Beetle pollination must have been more efficient than wind pollination for some plant species because, clearly, selection began to favour those plants that had insect pollinators. The more attractive the plants were to the beetles, the more frequently they would be visited and the more seeds they would produce.
Any chance variations that made the visits more frequent or that made pollination more efficient thus offered immediate advantages; more seeds would be formed, and more offspring would survive. Nectaries (nectar-secreting organs) evolved, which lured the pollinators. Plants developed white or brightly coloured flowers that called attention to the nectar and other food supplies.
The carpel, originally a leaf-shaped structure, became folded on itself, enclosing and protecting the ovule from hungry pollinators.
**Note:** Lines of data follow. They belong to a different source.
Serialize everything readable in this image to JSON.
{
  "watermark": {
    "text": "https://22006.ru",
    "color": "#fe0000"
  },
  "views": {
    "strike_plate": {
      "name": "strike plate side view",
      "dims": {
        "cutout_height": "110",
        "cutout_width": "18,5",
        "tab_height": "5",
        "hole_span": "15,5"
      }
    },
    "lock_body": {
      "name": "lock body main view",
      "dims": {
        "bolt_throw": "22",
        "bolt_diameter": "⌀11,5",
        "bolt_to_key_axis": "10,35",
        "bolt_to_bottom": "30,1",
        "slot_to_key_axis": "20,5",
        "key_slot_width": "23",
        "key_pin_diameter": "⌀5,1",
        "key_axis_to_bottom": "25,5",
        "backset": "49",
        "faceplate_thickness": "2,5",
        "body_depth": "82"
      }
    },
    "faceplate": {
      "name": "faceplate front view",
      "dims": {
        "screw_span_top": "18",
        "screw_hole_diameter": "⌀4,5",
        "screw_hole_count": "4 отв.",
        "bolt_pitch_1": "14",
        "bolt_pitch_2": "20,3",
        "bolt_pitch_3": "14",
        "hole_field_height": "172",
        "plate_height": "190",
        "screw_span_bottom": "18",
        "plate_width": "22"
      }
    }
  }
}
By the beginning of the Cenozoic era, some 65 million years ago, the first bees, wasps, butterflies, and moths had appeared.
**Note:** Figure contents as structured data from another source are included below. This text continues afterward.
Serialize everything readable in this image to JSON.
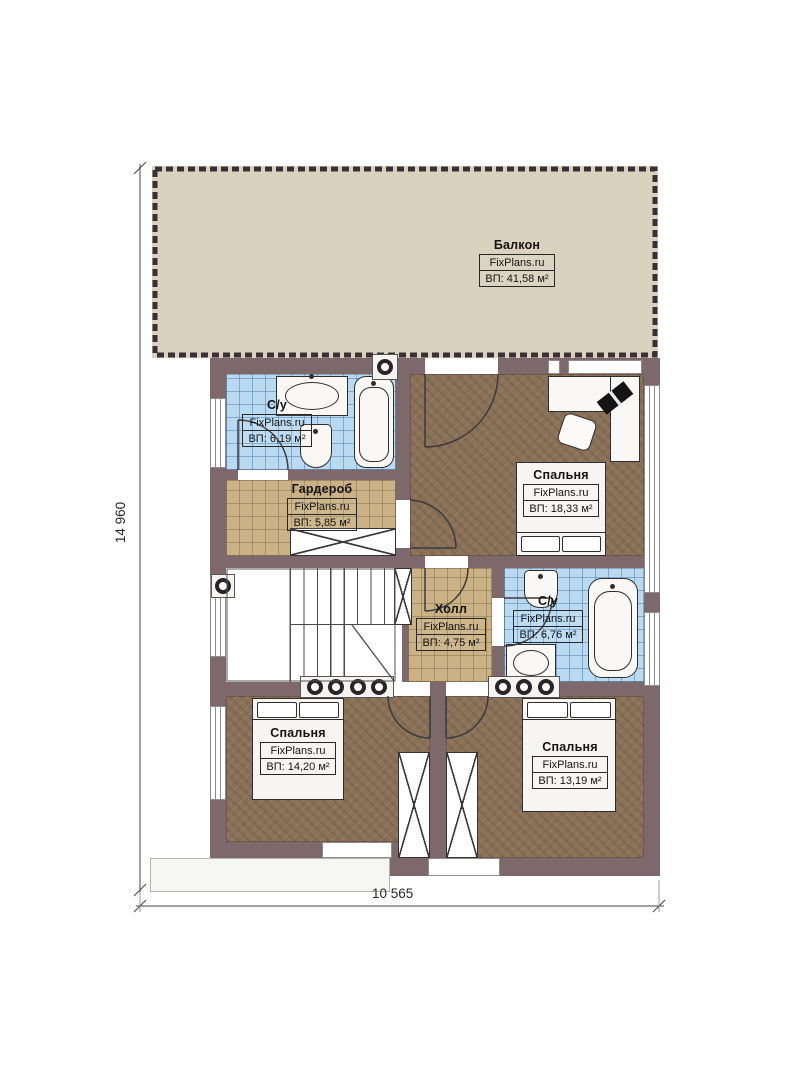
{
  "plan": {
    "title": "Floor plan level 2",
    "brand": "FixPlans.ru",
    "dimensions": {
      "height_label": "14 960",
      "width_label": "10 565"
    },
    "rooms": [
      {
        "id": "balcony",
        "name": "Балкон",
        "brand": "FixPlans.ru",
        "area": "ВП: 41,58 м²"
      },
      {
        "id": "bathroom-top-left",
        "name": "С/у",
        "brand": "FixPlans.ru",
        "area": "ВП: 6,19 м²"
      },
      {
        "id": "wardrobe",
        "name": "Гардероб",
        "brand": "FixPlans.ru",
        "area": "ВП: 5,85 м²"
      },
      {
        "id": "bedroom-top-right",
        "name": "Спальня",
        "brand": "FixPlans.ru",
        "area": "ВП: 18,33 м²"
      },
      {
        "id": "hall",
        "name": "Холл",
        "brand": "FixPlans.ru",
        "area": "ВП: 4,75 м²"
      },
      {
        "id": "bathroom-right",
        "name": "С/у",
        "brand": "FixPlans.ru",
        "area": "ВП: 6,76 м²"
      },
      {
        "id": "bedroom-bottom-left",
        "name": "Спальня",
        "brand": "FixPlans.ru",
        "area": "ВП: 14,20 м²"
      },
      {
        "id": "bedroom-bottom-right",
        "name": "Спальня",
        "brand": "FixPlans.ru",
        "area": "ВП: 13,19 м²"
      }
    ],
    "colors": {
      "wall": "#7d696c",
      "floor_wood": "#8a7157",
      "floor_tile": "#badaf2",
      "floor_grid": "#cbb286",
      "balcony": "#dad2bf",
      "ink": "#272727"
    }
  }
}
These are long-tongued insects for which flowers are often the only source of nutrition for the adult forms. From this time on, flowers and certain insect groups had a profound influence on one another’s history, each shaping the other as they evolved together.
A flower that attracts only a few kinds of animal visitors and attracts them regularly has an advantage over flowers visited by more promiscuous pollinators: Its pollen is less likely to be wasted on a plant of another species.
In turn, it is an advantage for the insect to have a “private” food supply that is relatively inaccessible to competing insects. Most of the distinctive features of modern flowers are special adaptations that encourage regular visits (constancy) by particular pollinators. The varied colours and odours allow sensory recognition by pollinators. The diverse shapes such as deep nectaries and complex landing platforms that are found, for example, in orchids, snapdragons, and irises, represent ways of excluding indiscriminate pollinators.
Dispersal of Fruits and Seeds:
Following fertilization in the angiosperm, the ovary develops into the fruit. Fruits are adaptations for seed dispersal. Many edible fleshy fruits become brightly coloured as they ripen, attracting the attention of birds and mammals.
The seeds within the fruits pass through the digestive tract hours later and are often deposited some distance away. In some species the seed coat’s exposure to digestive juices or bile is a prerequisite for germination. The seeds themselves may be toxic, as in apples, discouraging animals from grinding up and digesting the seeds.
In some dry fruits, the fruit bursts open, shooting out the seeds, as in impatiens or witch-hazel. Some fruits, such as the samara of maples, carry wings; in others, the seeds themselves are winged or tufted, as in the milkweed. Some species of geranium send forth their seeds by a sort of slingshot.
Burrs are dry fruits that adhere to fur, feathers, or clothing and so are carried by involuntary porters to far-off fields and meadows. In the tumbleweed, the whole plant is blown across open country, with fruits opening and scattering the seeds as they go. The many extraordinary means of seed dispersal are another major reason for the evolutionary success of angiosperms. Angiosperms differ from the other vascular plants in their more efficient conducting systems, their flowers, which increase the efficiency of fertilization, and their fruits, which increase the efficiency of distribution.
Angiosperms represent the most successful of all plants in terms of numbers of individuals, numbers of species, and their effects on the existence of other organisms.